Les notaires dressent un état des lieux du marché immobilier pour 2013.

Le Conseil supérieur du notariat a confirmé, à l’occasion de la conférence de presse immobilière nationale du 4 avril 2013, la tendance à la baisse du marché immobilier.

Sur le volume

L’année 2012 est marquée par une baisse significative du nombre de ventes de logements anciens.
Un total de 709 000 opérations a été enregistré au cours de l’année précédente, 128 300 en Ile de France et 580 700 pour la province. Sur un an, ce volume représente une baisse de 12% des transactions. Seuls cinq départements ont connu une évolution positive : la Corrèze, la Lozère, la Côte d’Or, la Haute Saône et le Jura.

C’est le troisième trimestre 2012 qui a connu la plus forte baisse, 21%, et ceci tant pour l’île de France que pour la Province. Au 4ème trimestre, le recul sur un an s’atténue (10%).

Sur les indices

Concernant les appartements anciens, sur un an, l’évolution des prix est de -1,3% en France. Cette baisse est nettement plus profonde en province (-1,9%) qu’en Ile de France (-0,6%). Fin décembre 2012, à Paris, le prix au mètre carré d’un appartement s’élevait à 8 270 euros le mètre carré, ce qui correspond à une baisse de 2% sur trois mois.
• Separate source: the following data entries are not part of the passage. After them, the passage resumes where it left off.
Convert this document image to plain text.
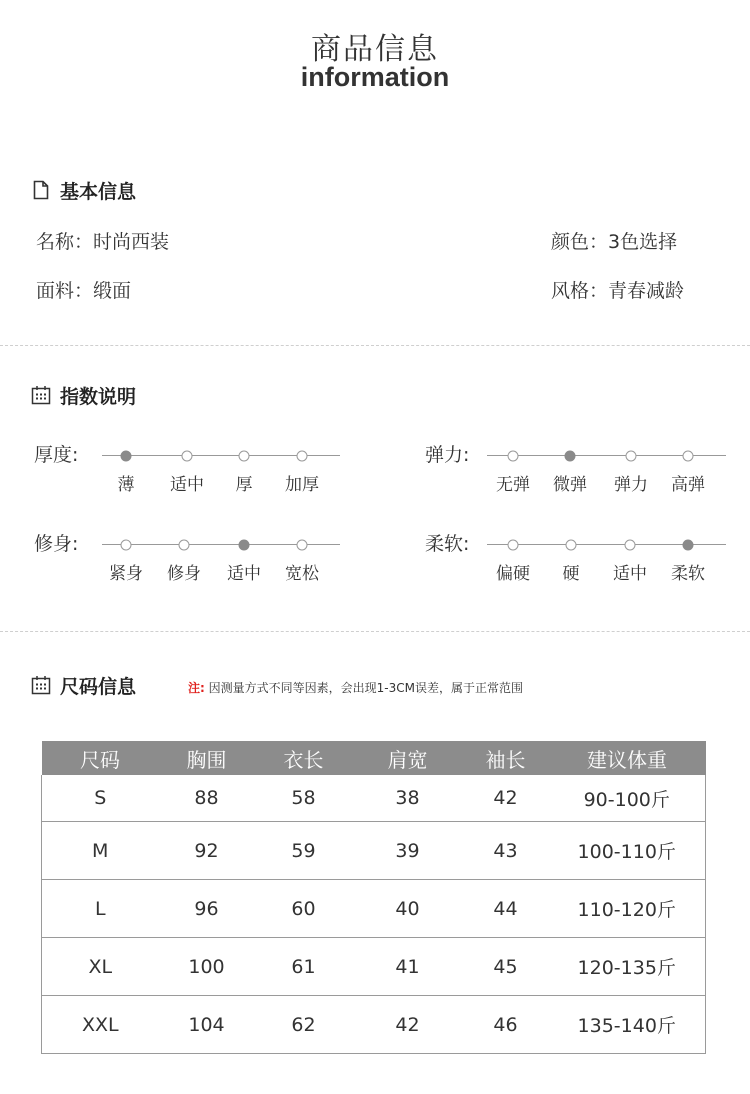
商品信息
information
基本信息
名称：时尚西装	颜色：3色选择
面料：缎面	风格：青春减龄
指数说明
厚度:
薄 适中 厚 加厚
弹力:
无弹 微弹 弹力 高弹
修身:
紧身 修身 适中 宽松
柔软:
偏硬 硬 适中 柔软
尺码信息	注: 因测量方式不同等因素，会出现1-3CM误差，属于正常范围
尺码	胸围	衣长	肩宽	袖长	建议体重
S	88	58	38	42	90-100斤
M	92	59	39	43	100-110斤
L	96	60	40	44	110-120斤
XL	100	61	41	45	120-135斤
XXL	104	62	42	46	135-140斤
Le Limousin est la région dont le prix au mètre carré est le plus faible (1 280 euros) mais qui a malgré tout connu l’évolution la plus forte (2,7%). A l’inverse, la région de Bourgogne est celle qui a connu la plus forte baisse (-3,8%).

Pour les maisons anciennes, l’évolution des prix est de -2,1% en France. La province est une nouvelle fois la plus touchée avec une baisse de -2,4% alors qu’elle est de -1% en Ile de France. Celle-ci reste la plus chère avec une moyenne de 306 500 euros alors que le Limousin détient les maisons dont les prix sont les plus faibles (106 000 euros). L’île de Beauté est la région qui a vu ses prix connaître la plus forte baisse (-8,0%).

Caractéristiques des acquéreurs

Le pourcentage des transactions réalisées par des acquéreurs de moins 30 ans a encore baissé de 2012. Leur part représente 15,8% de l’ensemble des opérations. Ce chiffre ne cesse de diminuer depuis 2009 alors que la proportion des moins de 30 ans dans la population adulte est stable. Cette tendance s’explique notamment par la suppression du prêt à taux zéro.

A l’inverse, le pourcentage des transactions réalisées par des acquéreurs de 60 ans et plus a fortement progressé. Leur part représente 16,9% de l’ensemble des opérations soit une augmentation de plus de 4,5% en 2 ans.

La proportion des transactions réalisées par des acquéreurs de nationalité étrangère est stable depuis plusieurs années. Elle s’élève à 5,6% en 2012. Ce chiffre se hisse à 7,4% à Paris dont 21% d’italiens. Ils achètent plus particulièrement à Paris et en Dordogne. Au contraire, la part des vendeurs a fortement augmenté et se situe désormais à 4,9%.

2012 : une année de rupture de dynamique

Dans le neuf, le dispositif Scellier seconde version n’a pas rencontré le succès espéré et il faudra attendre au minimum un an de voir les effets sur le marché de la loi Duflot.
En ce qui concerne l’ancien, les investisseurs craignent un éventuel durcissement de l’encadrement des loyers tandis que pour les accédants à la propriété, le taux zéro n’existe plus et le recul des prix n’a été sensible que sur les biens de moindre qualité.

Vers un rééquilibrage du marché immobilier ?

Les vendeurs et acheteurs adoptent un comportement attentiste en raison de l’état général de l’économie et de ses perspectives à court terme.
Toutefois, les taux d’intérêt ne resteront pas longtemps aussi bas. Par conséquent, les vendeurs doivent ajuster leurs prix à la solvabilité des vendeurs.